Вот так, просто, без предисловий. Грустное и горькое признание. При других обстоятельствах я бы спросил, кто отец. Теперь же и так было ясно. Мы оба давно знали, что я стерилен. В своем чреве Наталия носила ребенка моего друга, своего мужа, моего соперника.
— Как долго?
— Я узнала неделю назад или чуть больше.
— Зачем ты сказала мне именно сейчас?
— Прости.
— Простить?
— Да.
— Значит, ты по-прежнему… — Я замолчал. Не было смысла продолжать эту пытку. Все и так предельно ясно.
Я ненавидел ее, ненавидел и обожал. Мне хотелось одновременно жить вместе с Наталией и покончить с собой. В тот момент я был готов совершить тысячу разных поступков, принять тысячу противоречивых решений, однако совершенно бессознательно, движимый обидой, жалостью к самому себе, неспособностью поступиться собственными желаниями, а также под влиянием нахлынувших чувств я поднял Наталию на руки и отнес в спальню.
14
Назначили новую дату переворота: 20 июля.

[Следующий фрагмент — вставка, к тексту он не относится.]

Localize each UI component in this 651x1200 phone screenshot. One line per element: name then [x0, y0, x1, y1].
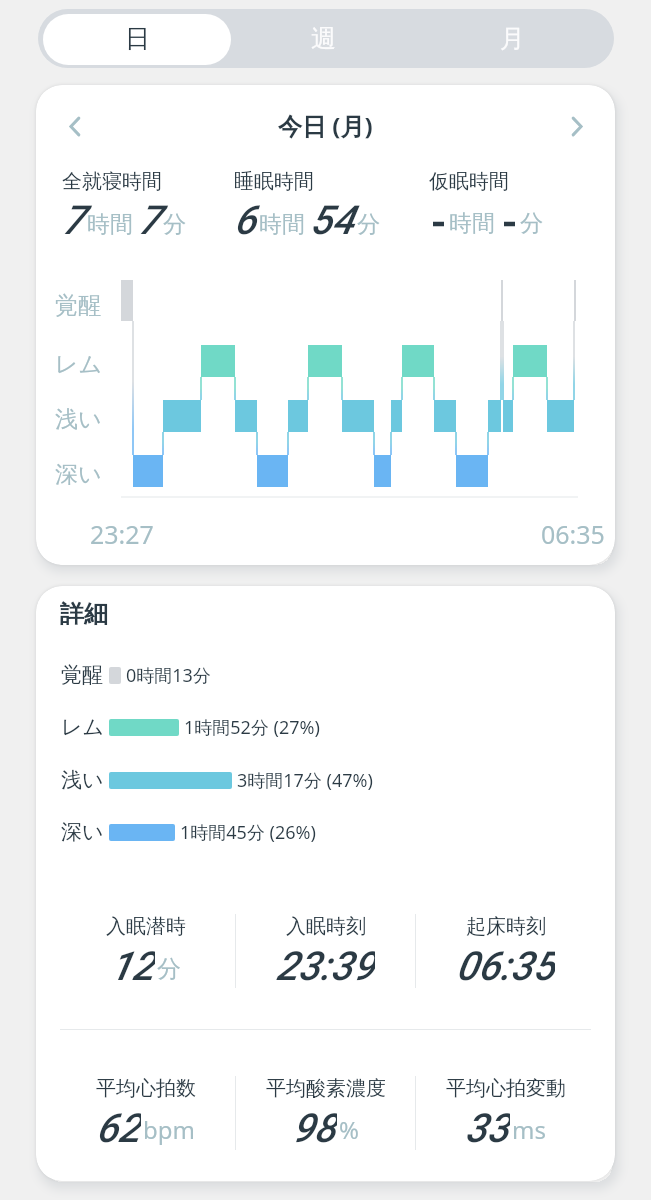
staticText: 浅い	[61, 767, 109, 793]
button[interactable]: 入眠時刻	[236, 914, 415, 988]
staticText: 浅い	[55, 405, 102, 434]
button[interactable]: 平均酸素濃度	[236, 1076, 415, 1150]
staticText: 今日 (月)	[278, 109, 373, 142]
staticText: 分	[357, 210, 380, 239]
button[interactable]: Next day	[557, 106, 597, 146]
button[interactable]: 入眠潜時	[56, 914, 235, 988]
staticText: 週	[311, 23, 336, 54]
staticText: 睡眠時間	[234, 169, 314, 194]
staticText: 12	[110, 943, 155, 988]
staticText: 覚醒	[55, 291, 101, 320]
button[interactable]: 平均心拍変動	[416, 1076, 595, 1150]
staticText: 06:35	[456, 943, 555, 988]
staticText: 0時間13分	[126, 663, 211, 688]
staticText: 分	[157, 954, 181, 984]
staticText: 7	[138, 197, 161, 244]
staticText: 7	[62, 197, 85, 244]
staticText: 1時間45分 (26%)	[180, 820, 316, 845]
staticText: 6	[234, 197, 257, 244]
staticText: 時間	[259, 210, 305, 239]
staticText: 時間	[87, 210, 133, 239]
staticText: 起床時刻	[466, 914, 546, 939]
button[interactable]: Previous day	[55, 106, 95, 146]
staticText: %	[339, 1113, 359, 1146]
staticText: レム	[61, 714, 109, 740]
staticText: 62	[96, 1105, 141, 1150]
staticText: 06:35	[541, 517, 605, 551]
staticText: 入眠時刻	[286, 914, 366, 939]
staticText: 平均心拍変動	[446, 1076, 566, 1101]
staticText: 覚醒	[61, 662, 109, 688]
staticText: 入眠潜時	[106, 914, 186, 939]
button[interactable]: 日	[43, 9, 231, 68]
staticText: 深い	[61, 819, 109, 845]
staticText: ms	[512, 1113, 546, 1146]
staticText: 平均酸素濃度	[266, 1076, 386, 1101]
button[interactable]: 起床時刻	[416, 914, 595, 988]
staticText: 月	[500, 23, 525, 54]
button[interactable]: 週	[227, 9, 419, 68]
staticText: 33	[465, 1105, 510, 1150]
staticText: 23:27	[90, 517, 154, 551]
staticText: 時間	[449, 209, 495, 238]
button[interactable]: 平均心拍数	[56, 1076, 235, 1150]
staticText: 23:39	[276, 943, 375, 988]
button[interactable]: レム	[36, 704, 615, 750]
staticText: 全就寝時間	[62, 169, 162, 194]
staticText: レム	[55, 350, 103, 379]
button[interactable]: 覚醒	[36, 652, 615, 698]
staticText: 日	[125, 23, 150, 54]
staticText: 仮眠時間	[429, 169, 509, 194]
staticText: 1時間52分 (27%)	[184, 715, 320, 740]
staticText: 分	[520, 209, 543, 238]
staticText: 98	[292, 1105, 337, 1150]
button[interactable]: 深い	[36, 809, 615, 855]
staticText: bpm	[143, 1113, 195, 1146]
staticText: 分	[163, 210, 186, 239]
staticText: 深い	[55, 460, 102, 489]
staticText: 平均心拍数	[96, 1076, 196, 1101]
button[interactable]: 浅い	[36, 757, 615, 803]
button[interactable]: 月	[419, 9, 605, 68]
staticText: 詳細	[60, 599, 108, 629]
staticText: 3時間17分 (47%)	[237, 768, 373, 793]
staticText: 54	[310, 197, 355, 244]
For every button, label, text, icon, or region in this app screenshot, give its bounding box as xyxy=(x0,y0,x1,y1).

Дальнейших отсрочек и возможностей уже не будет. Повторная осечка неизбежно вызовет серьезные подозрения и приведет к полному провалу. Так что других вариантов не имелось.

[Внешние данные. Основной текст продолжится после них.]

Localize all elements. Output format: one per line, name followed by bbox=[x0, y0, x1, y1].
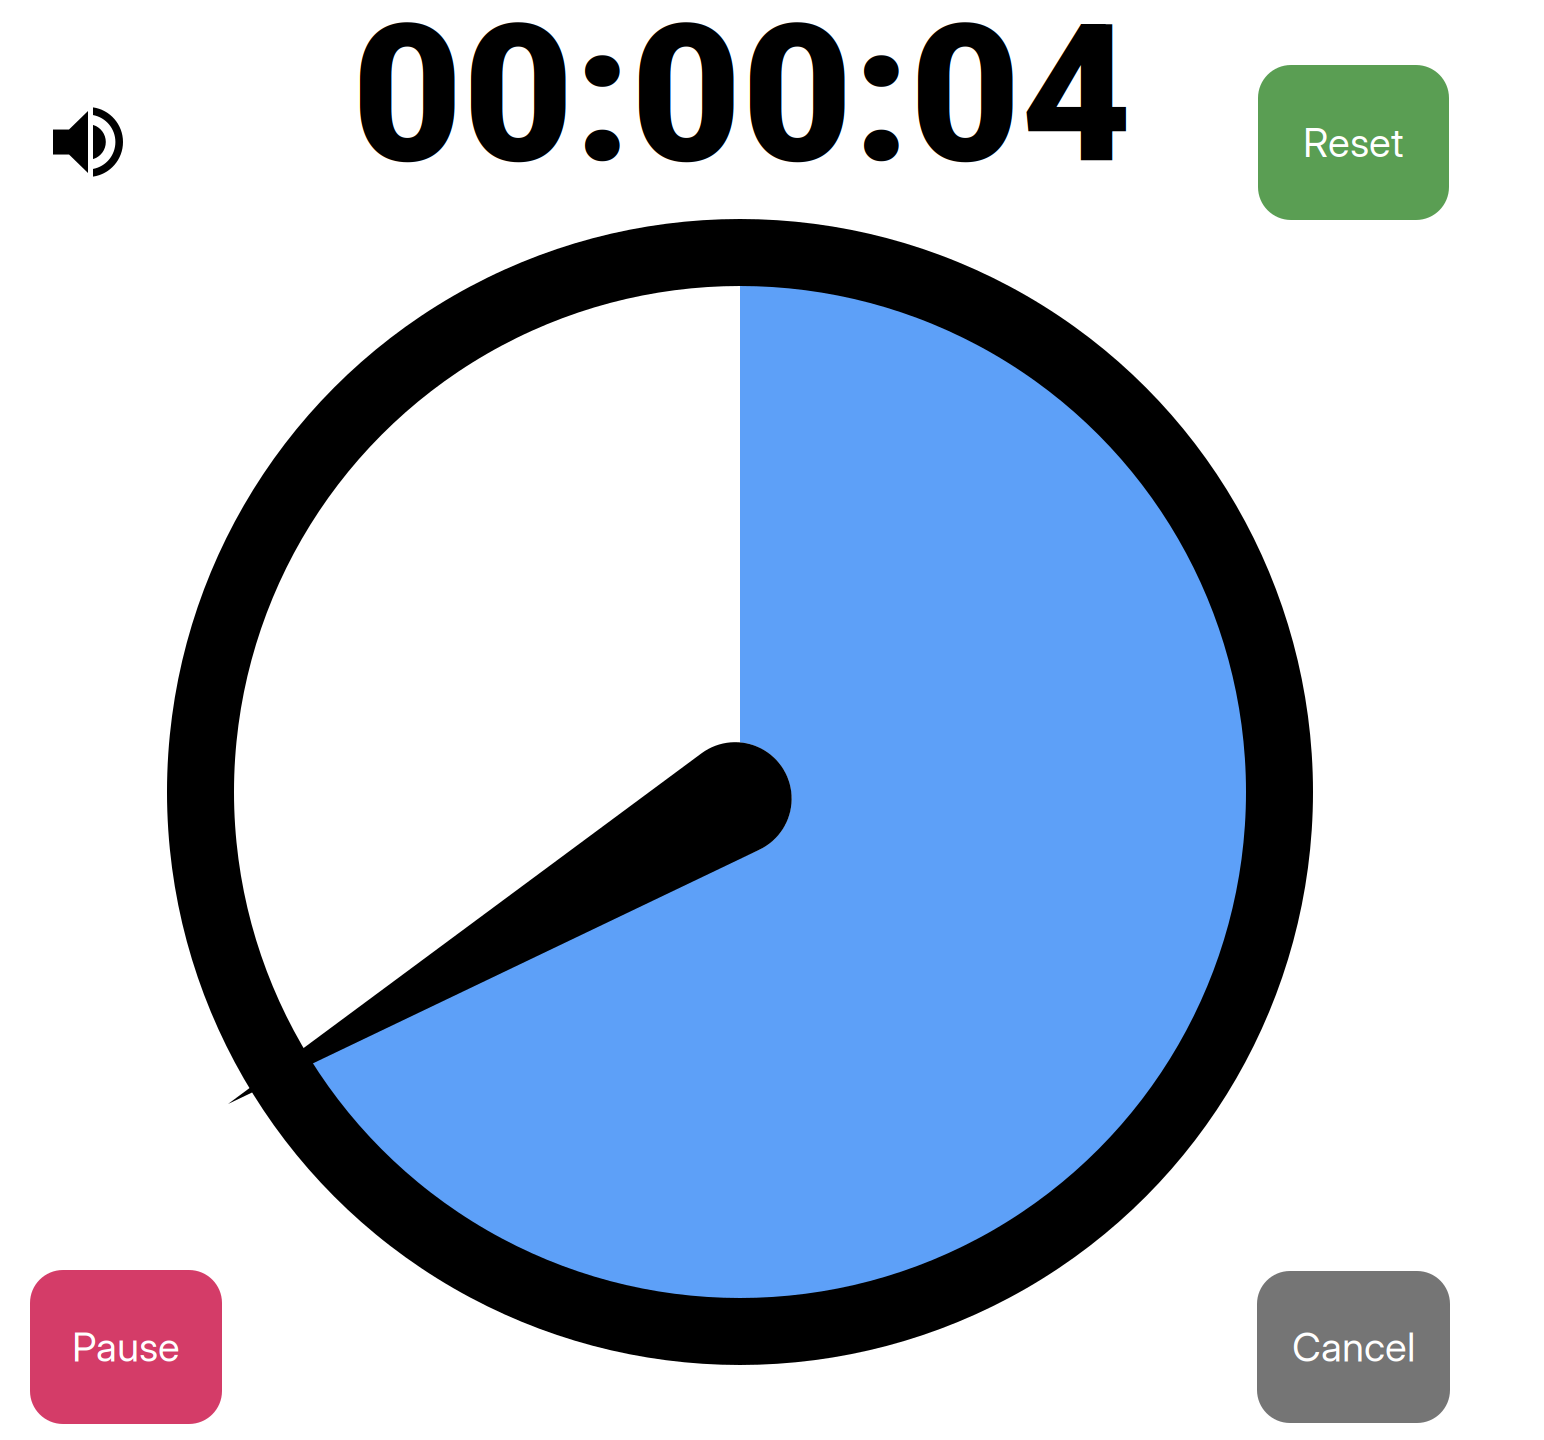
button[interactable]: Cancel bbox=[1257, 1271, 1450, 1423]
button[interactable]: Pause bbox=[30, 1270, 222, 1424]
staticText: 00:00:04 bbox=[352, 0, 1132, 207]
button[interactable]: Sound bbox=[53, 106, 123, 178]
staticText: Reset bbox=[1303, 118, 1404, 167]
button[interactable]: Reset bbox=[1258, 65, 1449, 220]
staticText: Cancel bbox=[1292, 1323, 1415, 1371]
staticText: Pause bbox=[72, 1323, 180, 1371]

Я не мог не пойти на последнее собрание заговорщиков, которое состоялось ночью 18 июля в доме Штауффенберга. Настроение у всех было сумрачное, чуть ли не траурное. Только иногда чья-нибудь остроумная фраза, удачная цитата или полезное наблюдение немного ослабляли напряженность и поднимали дух присутствующих.
Пока полковник и его гости обсуждали мельчайшие детали плана, Генрих затащил меня в соседнюю комнату, чтобы поговорить наедине.
— Могу сообщить тебе об одном необычайном событии, — сказал он. — Густав, я буду отцом!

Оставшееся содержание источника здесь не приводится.